字類条件による検査は、IF文を指定して検査する方法が一般的で、CLASS句でVALIDATE文の指定をした検査は、使用頻度は少ないと言えます。

しかし、VALIDATE文を使用すれば、さまざまなデータの妥当性検査を行うことができます。

以下にCLASS句とVALIDATE文を指定して、字類の検査を行う簡単なサンプルを紹介します。

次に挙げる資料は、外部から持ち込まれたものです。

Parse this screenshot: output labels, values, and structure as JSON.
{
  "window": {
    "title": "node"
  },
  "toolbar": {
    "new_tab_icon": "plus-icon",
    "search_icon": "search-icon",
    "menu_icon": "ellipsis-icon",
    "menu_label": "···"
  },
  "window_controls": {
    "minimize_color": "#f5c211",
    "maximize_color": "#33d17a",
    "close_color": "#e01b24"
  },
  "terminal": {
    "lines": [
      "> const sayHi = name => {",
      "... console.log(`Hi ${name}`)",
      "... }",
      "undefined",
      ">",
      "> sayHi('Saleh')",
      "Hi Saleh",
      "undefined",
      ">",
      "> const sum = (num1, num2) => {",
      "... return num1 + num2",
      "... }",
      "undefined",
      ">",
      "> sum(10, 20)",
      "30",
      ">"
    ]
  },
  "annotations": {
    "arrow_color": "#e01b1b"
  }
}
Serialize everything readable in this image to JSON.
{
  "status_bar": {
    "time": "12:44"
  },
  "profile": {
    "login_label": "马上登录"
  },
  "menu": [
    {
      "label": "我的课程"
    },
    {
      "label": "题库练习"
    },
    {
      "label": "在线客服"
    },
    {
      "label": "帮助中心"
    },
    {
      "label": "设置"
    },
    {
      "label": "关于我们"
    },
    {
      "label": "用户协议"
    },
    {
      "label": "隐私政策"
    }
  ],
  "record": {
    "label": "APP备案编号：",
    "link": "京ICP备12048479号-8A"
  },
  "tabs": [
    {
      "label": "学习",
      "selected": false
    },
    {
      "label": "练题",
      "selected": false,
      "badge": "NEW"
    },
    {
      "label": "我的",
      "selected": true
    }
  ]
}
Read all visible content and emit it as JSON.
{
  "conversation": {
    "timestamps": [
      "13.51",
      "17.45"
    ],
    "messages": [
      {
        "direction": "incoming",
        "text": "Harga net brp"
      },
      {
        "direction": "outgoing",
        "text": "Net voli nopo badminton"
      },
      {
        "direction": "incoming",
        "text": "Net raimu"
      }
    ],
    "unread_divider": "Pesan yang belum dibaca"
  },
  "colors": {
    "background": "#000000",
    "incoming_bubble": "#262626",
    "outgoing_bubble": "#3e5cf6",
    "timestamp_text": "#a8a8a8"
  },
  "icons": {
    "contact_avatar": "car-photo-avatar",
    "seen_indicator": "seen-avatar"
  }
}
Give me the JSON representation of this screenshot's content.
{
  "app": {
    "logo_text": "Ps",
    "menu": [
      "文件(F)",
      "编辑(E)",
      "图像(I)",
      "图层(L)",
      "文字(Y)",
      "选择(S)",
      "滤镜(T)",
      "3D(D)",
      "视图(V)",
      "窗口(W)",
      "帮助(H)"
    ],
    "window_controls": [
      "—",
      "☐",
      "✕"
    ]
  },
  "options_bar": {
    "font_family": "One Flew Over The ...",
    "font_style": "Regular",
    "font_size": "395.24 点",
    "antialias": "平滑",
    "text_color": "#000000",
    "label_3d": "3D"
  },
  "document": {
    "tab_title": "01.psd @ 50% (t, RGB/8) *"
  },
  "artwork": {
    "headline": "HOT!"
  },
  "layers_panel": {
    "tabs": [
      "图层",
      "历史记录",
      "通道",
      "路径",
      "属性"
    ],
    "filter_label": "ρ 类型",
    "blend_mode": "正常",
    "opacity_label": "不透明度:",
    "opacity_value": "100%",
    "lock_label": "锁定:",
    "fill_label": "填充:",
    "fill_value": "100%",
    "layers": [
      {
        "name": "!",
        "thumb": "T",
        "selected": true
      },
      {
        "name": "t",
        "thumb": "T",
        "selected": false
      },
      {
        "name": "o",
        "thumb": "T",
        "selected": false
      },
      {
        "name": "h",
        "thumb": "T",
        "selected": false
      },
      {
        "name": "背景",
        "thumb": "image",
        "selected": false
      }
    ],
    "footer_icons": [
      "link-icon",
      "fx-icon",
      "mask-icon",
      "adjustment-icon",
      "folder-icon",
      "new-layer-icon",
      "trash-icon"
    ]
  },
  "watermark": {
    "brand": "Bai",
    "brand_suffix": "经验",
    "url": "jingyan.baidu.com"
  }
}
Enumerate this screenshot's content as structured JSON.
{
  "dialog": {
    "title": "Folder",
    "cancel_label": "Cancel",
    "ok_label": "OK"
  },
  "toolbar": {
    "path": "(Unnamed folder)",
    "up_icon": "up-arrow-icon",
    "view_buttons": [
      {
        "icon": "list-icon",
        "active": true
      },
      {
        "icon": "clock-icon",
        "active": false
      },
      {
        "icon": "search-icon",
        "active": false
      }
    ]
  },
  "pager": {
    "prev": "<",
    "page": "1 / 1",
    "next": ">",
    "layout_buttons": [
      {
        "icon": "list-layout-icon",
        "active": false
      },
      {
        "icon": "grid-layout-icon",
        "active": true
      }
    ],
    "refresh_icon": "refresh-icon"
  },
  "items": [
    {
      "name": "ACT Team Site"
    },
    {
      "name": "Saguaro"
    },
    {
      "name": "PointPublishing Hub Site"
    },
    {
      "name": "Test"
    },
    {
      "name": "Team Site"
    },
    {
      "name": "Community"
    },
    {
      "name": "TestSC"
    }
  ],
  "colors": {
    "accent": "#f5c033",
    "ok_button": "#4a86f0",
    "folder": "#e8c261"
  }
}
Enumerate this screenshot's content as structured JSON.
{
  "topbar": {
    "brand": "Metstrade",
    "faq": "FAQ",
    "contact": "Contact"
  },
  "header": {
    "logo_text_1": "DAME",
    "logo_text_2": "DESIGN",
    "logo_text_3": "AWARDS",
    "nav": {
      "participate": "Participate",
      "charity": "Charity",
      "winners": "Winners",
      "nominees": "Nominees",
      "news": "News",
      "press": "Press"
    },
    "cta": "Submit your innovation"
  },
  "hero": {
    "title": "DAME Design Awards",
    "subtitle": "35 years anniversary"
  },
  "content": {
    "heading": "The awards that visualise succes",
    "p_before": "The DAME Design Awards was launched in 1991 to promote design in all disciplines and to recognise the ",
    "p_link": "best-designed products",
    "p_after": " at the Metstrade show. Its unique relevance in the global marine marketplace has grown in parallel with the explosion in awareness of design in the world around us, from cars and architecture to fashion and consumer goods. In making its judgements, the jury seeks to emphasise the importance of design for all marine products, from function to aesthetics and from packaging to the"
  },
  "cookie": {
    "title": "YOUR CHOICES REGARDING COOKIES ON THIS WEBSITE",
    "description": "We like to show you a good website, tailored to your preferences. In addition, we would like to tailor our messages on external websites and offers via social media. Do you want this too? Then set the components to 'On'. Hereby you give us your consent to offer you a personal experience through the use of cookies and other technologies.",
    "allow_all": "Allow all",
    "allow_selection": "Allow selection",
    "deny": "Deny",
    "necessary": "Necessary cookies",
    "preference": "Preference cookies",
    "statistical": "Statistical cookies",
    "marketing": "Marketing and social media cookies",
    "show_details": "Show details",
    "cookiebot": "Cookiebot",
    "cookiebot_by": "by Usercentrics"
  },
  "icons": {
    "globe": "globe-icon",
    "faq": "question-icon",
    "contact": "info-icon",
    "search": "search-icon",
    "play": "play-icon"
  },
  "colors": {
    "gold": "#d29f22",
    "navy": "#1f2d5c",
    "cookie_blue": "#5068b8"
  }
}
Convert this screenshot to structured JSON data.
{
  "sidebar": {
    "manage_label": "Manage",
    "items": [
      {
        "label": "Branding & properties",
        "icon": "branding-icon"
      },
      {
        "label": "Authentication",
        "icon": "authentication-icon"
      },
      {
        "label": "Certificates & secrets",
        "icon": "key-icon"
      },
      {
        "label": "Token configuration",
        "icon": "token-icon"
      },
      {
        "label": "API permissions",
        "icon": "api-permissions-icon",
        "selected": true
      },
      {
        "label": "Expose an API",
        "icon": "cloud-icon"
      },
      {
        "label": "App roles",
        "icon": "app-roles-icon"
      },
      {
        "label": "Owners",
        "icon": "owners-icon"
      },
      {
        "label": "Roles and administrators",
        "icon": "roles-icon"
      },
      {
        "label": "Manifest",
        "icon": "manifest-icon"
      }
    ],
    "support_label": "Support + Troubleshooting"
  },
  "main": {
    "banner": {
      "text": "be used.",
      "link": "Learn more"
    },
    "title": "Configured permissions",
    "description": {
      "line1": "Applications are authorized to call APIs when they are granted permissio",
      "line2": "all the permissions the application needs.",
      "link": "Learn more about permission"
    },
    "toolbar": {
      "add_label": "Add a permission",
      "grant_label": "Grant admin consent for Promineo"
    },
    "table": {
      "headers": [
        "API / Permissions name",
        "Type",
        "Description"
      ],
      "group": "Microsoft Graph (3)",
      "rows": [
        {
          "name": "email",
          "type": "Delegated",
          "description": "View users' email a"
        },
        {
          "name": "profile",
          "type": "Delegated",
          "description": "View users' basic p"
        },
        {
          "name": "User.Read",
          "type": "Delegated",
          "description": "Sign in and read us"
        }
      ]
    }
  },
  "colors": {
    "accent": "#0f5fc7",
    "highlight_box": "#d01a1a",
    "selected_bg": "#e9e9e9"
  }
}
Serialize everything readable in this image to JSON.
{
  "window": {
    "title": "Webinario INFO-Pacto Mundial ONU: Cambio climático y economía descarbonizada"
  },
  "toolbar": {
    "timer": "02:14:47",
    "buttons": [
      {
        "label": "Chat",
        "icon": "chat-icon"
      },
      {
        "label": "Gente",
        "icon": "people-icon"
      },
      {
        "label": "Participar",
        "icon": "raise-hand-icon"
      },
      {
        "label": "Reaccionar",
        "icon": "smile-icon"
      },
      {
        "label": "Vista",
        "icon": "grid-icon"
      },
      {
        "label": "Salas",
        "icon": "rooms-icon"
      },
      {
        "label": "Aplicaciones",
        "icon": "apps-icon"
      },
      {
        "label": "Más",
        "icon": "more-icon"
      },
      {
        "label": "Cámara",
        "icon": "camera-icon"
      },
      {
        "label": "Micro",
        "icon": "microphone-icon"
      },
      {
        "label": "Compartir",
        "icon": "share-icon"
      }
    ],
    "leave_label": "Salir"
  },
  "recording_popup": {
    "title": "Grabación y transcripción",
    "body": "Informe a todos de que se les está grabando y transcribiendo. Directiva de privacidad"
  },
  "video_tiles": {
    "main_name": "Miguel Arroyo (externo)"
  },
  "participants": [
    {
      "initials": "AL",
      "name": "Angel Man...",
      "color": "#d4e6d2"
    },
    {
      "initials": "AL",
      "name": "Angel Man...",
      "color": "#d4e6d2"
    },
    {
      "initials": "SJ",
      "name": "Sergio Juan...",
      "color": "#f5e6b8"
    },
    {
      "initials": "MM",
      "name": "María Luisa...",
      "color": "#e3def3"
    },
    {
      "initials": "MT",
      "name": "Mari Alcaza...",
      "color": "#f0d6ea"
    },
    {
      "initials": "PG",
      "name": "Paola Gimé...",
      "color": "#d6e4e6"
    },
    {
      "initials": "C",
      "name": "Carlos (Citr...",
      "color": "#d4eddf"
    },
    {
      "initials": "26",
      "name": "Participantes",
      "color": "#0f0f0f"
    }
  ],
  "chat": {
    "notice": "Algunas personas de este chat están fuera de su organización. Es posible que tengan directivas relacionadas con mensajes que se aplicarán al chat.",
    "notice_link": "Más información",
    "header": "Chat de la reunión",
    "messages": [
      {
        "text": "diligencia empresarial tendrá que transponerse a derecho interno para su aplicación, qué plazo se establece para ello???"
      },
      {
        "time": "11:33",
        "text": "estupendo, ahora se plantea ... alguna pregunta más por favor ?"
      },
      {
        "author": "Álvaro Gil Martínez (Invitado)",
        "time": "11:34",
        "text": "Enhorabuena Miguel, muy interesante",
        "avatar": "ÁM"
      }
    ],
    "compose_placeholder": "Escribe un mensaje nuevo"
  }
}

(プログラムの詳細な処理内容については、ここでは省略します)

   
  1. IDENTIFICATION DIVISION.
  2. PROGRAM-ID. CLASS_SAMPLE.
  3. ENVIRONMENT DIVISION.
  4. CONFIGURATION SECTION.
  5.  
  6. *----------------------------------------------------
  7. * 特殊名段落で、CLASS句で入力データの妥当性を判定する
  8. *----------------------------------------------------
  9. SPECIAL-NAMES.
  10. CLASS ALPHABETIC IS "A" THRU "Z".
  11.  
  12.  
  13. DATA DIVISION.
  14. WORKING-STORAGE SECTION.
  15.  
  16. *----------------------------------------------------
  17. * VALIDATE文で検査を行う場合は、各項目に対して検証する語句を指定する
  18. *----------------------------------------------------
  19. 01 INPUT-RECORD.
  20. 03 IN-TYPE PIC 99.
  21. 03 IN-RECORD-ITEM-1.
  22. 05 IN-NAME PIC X(20)
  23. CLASS IS ALPHABETIC.
  24. ・・・処理・・・
  25.  
  26. PROCEDURE DIVISION.
  27.  
  28. ・・・手続き処理・・・
  29.  
  30. *----------------------------------------------------
  31. * VALIDATE文の実行
  32. *----------------------------------------------------
  33. VALIDATE INPUT-RECORD
  34.  
  35.  
  36. END PROGRAM CLASS_SAMPLE.

VALIDATE文では先述した、前述した各検査項目「形式妥当性検査」「入力分配」「内容妥当性検査」「関係妥当性検査」「誤り指摘」に対して指定した語句の検証が行われます。

VALIDATE文で不当条件が見つかると、EC-VALIDATE(非致命的)の例外が発生します。